В четырнадцатом Владислав ушел на фронт вольноопределяющимся, в батарею легких орудий, а Левка, человек аналитического ума, закончил «Михайловку» и остался работать в ГАУ. Пути их резко разошлись.
– Да, это я, Лева! – крикнул полковник. – Приехал бить нас, брат?
– Слава, не надо! Я артиллерист! А почему ты на той стороне?..
Их голоса звучали над рекой, и не все слова доносились внятно, но они понимали друг друга.
– Все специалисты здесь, Слава! Мы создаем лучшую артиллерию в мире. И лучшую армию… Ты бы видел!
Полковник помолчал. Он не хотел бесполезных споров. Да, все спецы, все ученые артиллеристы остались действительно там, в красной России. И они, конечно, добьются того, чего хотят, потому что за ними огромная страна, а за Владиславом Барсуком маленький, последний клочок суши, за ним всего два-три десятка легких французских орудий и две крепостные пушки очаковских времен. А у них ГАУ, у них институты, академии и лаборатории. У них умы.
Но он поклялся служить старой России. Он давал клятву. Однако не станешь же орать про все это через речку. Тут дело личное.
– Как мама, Лева? Как Алексей Николаевич?
– Здоровы. У меня академический паек. Кормимся.
– Это хорошо. На Лене не женился?
– Нет, брат. Лена вышла за Берестенникова. Помнишь, пороховед?
– Жаль. Хорошую девушку упустил. Все некогда?..
– Да так… А ты?
– Я женился. Недавно.
– Мои поздравления! Кто она?
– Долго объяснять. Из хорошей семьи.
– Счастья вам!..
Помолчали опять. О чем говорить? В гости приглашать друг к другу? Уж какие там гости: им в скором времени посылать друг на друга стальные чушки с тротилом. Причем у него, Владислава, возможности просто-таки жалкие. И шансов умереть в этой перестрелке во сто крат больше.

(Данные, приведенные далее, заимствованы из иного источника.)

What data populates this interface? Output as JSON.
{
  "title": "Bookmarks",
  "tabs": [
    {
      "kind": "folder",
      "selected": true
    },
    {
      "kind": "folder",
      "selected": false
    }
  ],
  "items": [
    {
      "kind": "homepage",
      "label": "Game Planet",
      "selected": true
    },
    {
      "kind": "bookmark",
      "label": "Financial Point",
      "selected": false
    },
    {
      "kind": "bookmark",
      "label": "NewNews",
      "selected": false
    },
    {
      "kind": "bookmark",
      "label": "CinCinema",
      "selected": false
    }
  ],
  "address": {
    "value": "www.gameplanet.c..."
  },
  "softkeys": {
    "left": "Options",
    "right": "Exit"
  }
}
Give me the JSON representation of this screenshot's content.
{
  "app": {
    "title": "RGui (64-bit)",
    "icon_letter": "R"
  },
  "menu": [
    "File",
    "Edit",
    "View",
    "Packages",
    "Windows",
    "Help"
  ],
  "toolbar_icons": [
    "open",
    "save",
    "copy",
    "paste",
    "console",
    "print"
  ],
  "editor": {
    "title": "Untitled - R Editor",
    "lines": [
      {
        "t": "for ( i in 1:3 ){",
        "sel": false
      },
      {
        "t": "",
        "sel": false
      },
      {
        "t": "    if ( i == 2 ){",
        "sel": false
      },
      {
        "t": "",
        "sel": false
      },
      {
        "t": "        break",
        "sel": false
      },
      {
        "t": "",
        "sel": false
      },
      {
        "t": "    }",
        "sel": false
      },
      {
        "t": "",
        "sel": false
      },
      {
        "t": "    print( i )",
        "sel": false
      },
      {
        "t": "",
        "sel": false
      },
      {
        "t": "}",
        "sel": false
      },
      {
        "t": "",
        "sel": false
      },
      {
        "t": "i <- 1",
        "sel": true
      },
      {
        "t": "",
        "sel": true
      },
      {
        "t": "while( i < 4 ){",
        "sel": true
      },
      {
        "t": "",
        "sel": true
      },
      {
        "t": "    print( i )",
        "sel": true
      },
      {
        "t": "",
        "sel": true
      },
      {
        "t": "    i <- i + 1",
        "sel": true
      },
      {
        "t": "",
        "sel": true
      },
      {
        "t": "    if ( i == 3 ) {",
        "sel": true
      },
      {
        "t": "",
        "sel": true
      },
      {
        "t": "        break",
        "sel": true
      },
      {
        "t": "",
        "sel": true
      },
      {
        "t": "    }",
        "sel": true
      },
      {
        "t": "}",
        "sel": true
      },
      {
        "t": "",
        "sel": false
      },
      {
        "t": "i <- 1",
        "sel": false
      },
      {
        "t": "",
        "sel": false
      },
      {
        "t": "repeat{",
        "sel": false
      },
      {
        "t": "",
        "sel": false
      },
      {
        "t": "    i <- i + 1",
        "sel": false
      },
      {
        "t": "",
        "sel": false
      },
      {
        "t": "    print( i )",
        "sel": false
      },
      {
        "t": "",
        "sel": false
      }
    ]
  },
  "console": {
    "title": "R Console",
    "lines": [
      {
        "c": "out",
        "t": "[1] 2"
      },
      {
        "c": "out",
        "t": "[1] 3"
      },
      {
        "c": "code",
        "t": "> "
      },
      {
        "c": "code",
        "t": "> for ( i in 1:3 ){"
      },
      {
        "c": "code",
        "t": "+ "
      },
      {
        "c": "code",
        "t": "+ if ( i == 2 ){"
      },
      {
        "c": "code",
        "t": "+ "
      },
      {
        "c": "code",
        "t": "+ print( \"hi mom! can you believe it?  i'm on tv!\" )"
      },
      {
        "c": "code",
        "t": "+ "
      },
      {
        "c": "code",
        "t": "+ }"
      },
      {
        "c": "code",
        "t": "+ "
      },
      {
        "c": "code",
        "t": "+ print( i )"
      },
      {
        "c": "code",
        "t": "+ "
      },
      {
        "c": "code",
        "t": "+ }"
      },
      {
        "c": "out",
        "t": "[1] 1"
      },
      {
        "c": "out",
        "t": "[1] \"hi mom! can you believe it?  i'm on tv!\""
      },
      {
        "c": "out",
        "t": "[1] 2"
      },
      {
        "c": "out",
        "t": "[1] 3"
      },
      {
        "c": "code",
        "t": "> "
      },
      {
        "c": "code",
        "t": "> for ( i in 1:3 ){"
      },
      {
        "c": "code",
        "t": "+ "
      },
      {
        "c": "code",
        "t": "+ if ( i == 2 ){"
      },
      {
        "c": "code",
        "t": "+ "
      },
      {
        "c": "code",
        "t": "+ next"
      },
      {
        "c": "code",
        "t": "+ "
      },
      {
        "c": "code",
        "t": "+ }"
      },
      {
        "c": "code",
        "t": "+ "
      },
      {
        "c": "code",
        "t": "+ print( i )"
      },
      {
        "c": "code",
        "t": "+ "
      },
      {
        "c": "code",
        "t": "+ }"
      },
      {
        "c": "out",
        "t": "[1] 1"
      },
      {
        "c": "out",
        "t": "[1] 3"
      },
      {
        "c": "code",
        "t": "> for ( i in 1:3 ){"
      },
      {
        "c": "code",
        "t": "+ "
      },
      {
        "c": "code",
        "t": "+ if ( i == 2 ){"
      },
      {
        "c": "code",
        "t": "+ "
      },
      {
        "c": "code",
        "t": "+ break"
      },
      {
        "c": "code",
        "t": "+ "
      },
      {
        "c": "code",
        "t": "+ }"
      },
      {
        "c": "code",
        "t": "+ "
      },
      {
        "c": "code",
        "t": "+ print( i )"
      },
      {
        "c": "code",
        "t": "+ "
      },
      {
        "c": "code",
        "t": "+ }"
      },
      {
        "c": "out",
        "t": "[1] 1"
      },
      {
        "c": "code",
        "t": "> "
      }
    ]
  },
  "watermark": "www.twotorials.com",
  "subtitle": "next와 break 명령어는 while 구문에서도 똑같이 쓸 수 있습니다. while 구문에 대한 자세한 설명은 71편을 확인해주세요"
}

– Ты извини, Слава! – что есть силы крикнул с того берега Лев Генрикович.
Барсук понял брата. «Извини, мол, что у меня несколько десятков тяжелых стволов против твоих пукалок. Что у меня инструментальная разведка и что артиллерией командует сам великий Грендаль, лучший в мире пушкарь, твой учитель…»
– Чего уж там, Лева. Может, даст Бог, свидимся?
– Может… Хотелось бы…
– Прощай, брат!
На каючке Владислав отправился обратно, к своим. Грустная, однако, получилась встреча. Даже нелепая. А все-таки повидал брата. Впервые за шесть лет. По-другому и не могло выйти.
Больше ни одного выстрела не раздалось с того, высокого берега. Дали уйти полковнику. Тоже ведь люди. Ну а попади он к ним в плен – не задумываясь, поставили бы к стенке как белую кость.
Такая вот она, война.
– Что, братца повидали, ваш высбродие? – спросил унтер, подтягивая каюк к кустам.
– Повидал, – буркнул Барсук. Самое печальное: он не знал, за кем из них правда. У каждого была своя. Не переспоришь, не переубедишь. Выходит, кто-то кого-то должен убить. Кто жив останется, тот и прав.